Simon Egan is a designer and sculptor for Forge World, a subsidiary of Games Workshop. He is a sculptor in the miniature wargaming hobby and lives in the UK near Nottingham. He produces many of the Forge World miniature figures which can be used in the Games Workshop game systems: Warhammer Fantasy Battles and Warhammer 40,000. Egan has worked for Forge World since approximately 1996 when he started to work for Forge World part-time; at that time he was still working for other companies and his own company; he joined Forge World full-time shortly after.

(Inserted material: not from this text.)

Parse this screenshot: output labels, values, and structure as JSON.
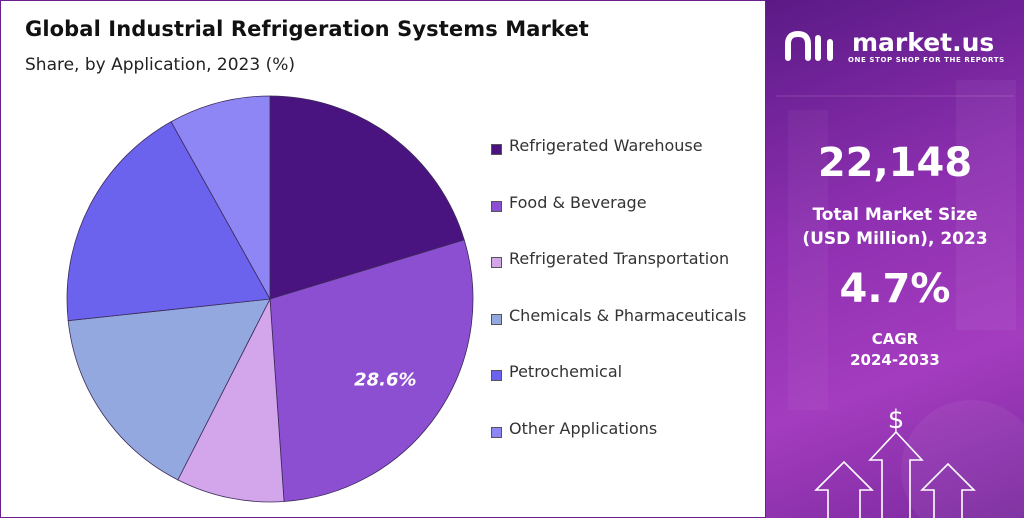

==Figures and miniatures==

Egan's contribution to Forge World's output of large scale figures and busts, which were not meant for gameplay, was significant and included the large model of Abbadon. Most of these figures are of the 75mm scale - at this scale, a model of an average sized human male is 75mm from the soles of the feet to the eyes - but they do vary.

Egan's miniatures intended for game play are in the 28mm scale - at this scale a model of an average sized human male is 28mm from the soles of the feet to the eyes. Most of Egan's figures are character miniatures, which tend to "stretch" the scale a little, so that the character miniatures stand out a little. He has stated that 54mm would be his ideal scale to work in, and that he expressed an interest in working on the figures for the specialist game Inquisitor when that range was being produced but that he was unable to.

Egan is well known for his work on the Horus Heresy character series, including many of the Forge World Primarchs. He has appeared on their YouTube channel "Forge World Visual Feed" talking about each project and the methods he used to design the miniatures.